§ For some reason, I had this tab saved from weeks ago, but it seems just as germane, and fascinating, a discussion of hos MArvel Comics play up to Tumblr culture comics. It’s probably the best thing I’ve read about how current comics work:
What we ended up with was a different take on what critic Tim O’Neil described as “momentism” – “a style of writing predicated on the singular iconic ‘moment’ as the indissoluble element of superhero writing”. The powerhouse writers of DC, Geoff Johns and Scott Snyder, are the current kings of momentism: their books filled with blockbuster ‘story beats’ and the kind of “whoa – did he just?” splash pages that fans have long adored. Marvel try this too – their event comics have plenty of badass violence, heroic speeches, hammers smashing through chests, etc. – but for me it never quite comes off: epic momentism doesn’t feel like the natural mode of any of their current main writers (and all the better for it).
Instead what Young Avengers, and Hawkeye, and the more interesting end of Marvel Now! give us is a quieter, slyer, character based soft momentism – single- or double-panel vignettes that shed light on a protagonist. The last two issues of Young Avengers – a multi-artist jam about a new years’ party – are just full of them: Billy and Teddy’s dancefloor embrace, Loki’s flirting with David, America’s closing remark to Kate, and of course Loki’s photograph. Sometimes they reveal something new, even turn a character inside out. More often they’re just funny, or sad, or sexy. They give you feels.
§ If you’ve been reading the Beat you may have noticed a comment uproar over this post. This post was also picked up by an Italian comics news website, and i have to confess, even in the notoriously awful Google translation, their interpretation says better than I could what I though the post means:
One of the most deeply rooted clichés on comics (especially the mainstream / superhero) wants readers are only males. In almost any movie or TV series starring one or more nerd, sooner or later, comes the scene where comic books in their confidence comes a girl, leaving everyone in an awkward state of aphasia caused by the exceptional nature of the event. Because, you know, girls do not read comics and if by chance they do, read the manga.
But is it really so? Apparently not…
§ Morrie Turner, the late creator of Wee Pals and a pioneering role model, has a large and fitting memorial.

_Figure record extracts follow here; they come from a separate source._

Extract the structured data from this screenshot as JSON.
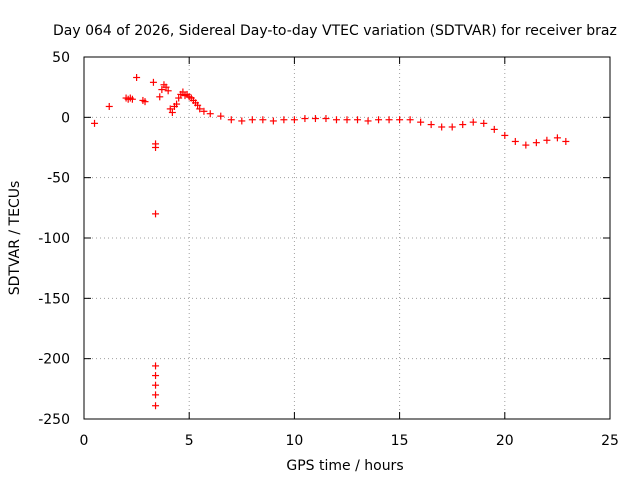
{
  "chart_data": {
    "type": "scatter",
    "title": "Day 064 of 2026, Sidereal Day-to-day VTEC variation (SDTVAR) for receiver braz",
    "xlabel": "GPS time / hours",
    "ylabel": "SDTVAR / TECUs",
    "xlim": [
      0,
      25
    ],
    "ylim": [
      -250,
      50
    ],
    "xticks": [
      0,
      5,
      10,
      15,
      20,
      25
    ],
    "yticks": [
      50,
      0,
      -50,
      -100,
      -150,
      -200,
      -250
    ],
    "grid": true,
    "marker": "+",
    "color": "#ff0000",
    "series": [
      {
        "name": "SDTVAR",
        "points": [
          [
            0.5,
            -5
          ],
          [
            1.2,
            9
          ],
          [
            2.0,
            16
          ],
          [
            2.1,
            15
          ],
          [
            2.2,
            16
          ],
          [
            2.3,
            15
          ],
          [
            2.5,
            33
          ],
          [
            2.8,
            14
          ],
          [
            2.9,
            13
          ],
          [
            3.3,
            29
          ],
          [
            3.4,
            -22
          ],
          [
            3.4,
            -25
          ],
          [
            3.4,
            -80
          ],
          [
            3.4,
            -206
          ],
          [
            3.4,
            -214
          ],
          [
            3.4,
            -222
          ],
          [
            3.4,
            -230
          ],
          [
            3.4,
            -239
          ],
          [
            3.6,
            17
          ],
          [
            3.7,
            23
          ],
          [
            3.8,
            27
          ],
          [
            3.9,
            25
          ],
          [
            4.0,
            22
          ],
          [
            4.1,
            7
          ],
          [
            4.2,
            4
          ],
          [
            4.3,
            9
          ],
          [
            4.4,
            11
          ],
          [
            4.5,
            16
          ],
          [
            4.6,
            19
          ],
          [
            4.7,
            21
          ],
          [
            4.8,
            18
          ],
          [
            4.9,
            19
          ],
          [
            5.0,
            17
          ],
          [
            5.1,
            16
          ],
          [
            5.2,
            14
          ],
          [
            5.3,
            12
          ],
          [
            5.4,
            10
          ],
          [
            5.5,
            7
          ],
          [
            5.7,
            5
          ],
          [
            6.0,
            3
          ],
          [
            6.5,
            1
          ],
          [
            7.0,
            -2
          ],
          [
            7.5,
            -3
          ],
          [
            8.0,
            -2
          ],
          [
            8.5,
            -2
          ],
          [
            9.0,
            -3
          ],
          [
            9.5,
            -2
          ],
          [
            10.0,
            -2
          ],
          [
            10.5,
            -1
          ],
          [
            11.0,
            -1
          ],
          [
            11.5,
            -1
          ],
          [
            12.0,
            -2
          ],
          [
            12.5,
            -2
          ],
          [
            13.0,
            -2
          ],
          [
            13.5,
            -3
          ],
          [
            14.0,
            -2
          ],
          [
            14.5,
            -2
          ],
          [
            15.0,
            -2
          ],
          [
            15.5,
            -2
          ],
          [
            16.0,
            -4
          ],
          [
            16.5,
            -6
          ],
          [
            17.0,
            -8
          ],
          [
            17.5,
            -8
          ],
          [
            18.0,
            -6
          ],
          [
            18.5,
            -4
          ],
          [
            19.0,
            -5
          ],
          [
            19.5,
            -10
          ],
          [
            20.0,
            -15
          ],
          [
            20.5,
            -20
          ],
          [
            21.0,
            -23
          ],
          [
            21.5,
            -21
          ],
          [
            22.0,
            -19
          ],
          [
            22.5,
            -17
          ],
          [
            22.9,
            -20
          ]
        ]
      }
    ]
  }
}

Hundreds of fans, family members and friends dropped by the ballroom of Claremont Hotel on Sunday afternoon to say their final goodbyes to the well-known Oakland-born cartoonist.
§ Writer Antony Johnston unpacks some numberson his comics orders and reveals that it’s STILL between 10-30% of comics shops that will order a book that isn’t Marvel or DC. My advice is to just let the ones who don’t love their lives as they wish and go on with our own.
Webcomics 102, and I didn’t mean this to be more about the great comcis gender divide, but…
Another reason why I find webcomics to be widely important to read is because of who writes them. A majority of the popular webcomic artists on the internet are female. This is important because the number of women working in the big comic book companies in the industry is very, very small. Women in the comic book industry are often poorly represented in the office and in print. Comics are still seen by many as a “man’s world” type of industry and cater to male interests above all else. While some companies are better at including proper female representation in comics now (to deal with the backlash of former sexist portrayals of characters) women still have a hard time breaking into the industry. So the fact that women are dominating the webcomic scene is monumental.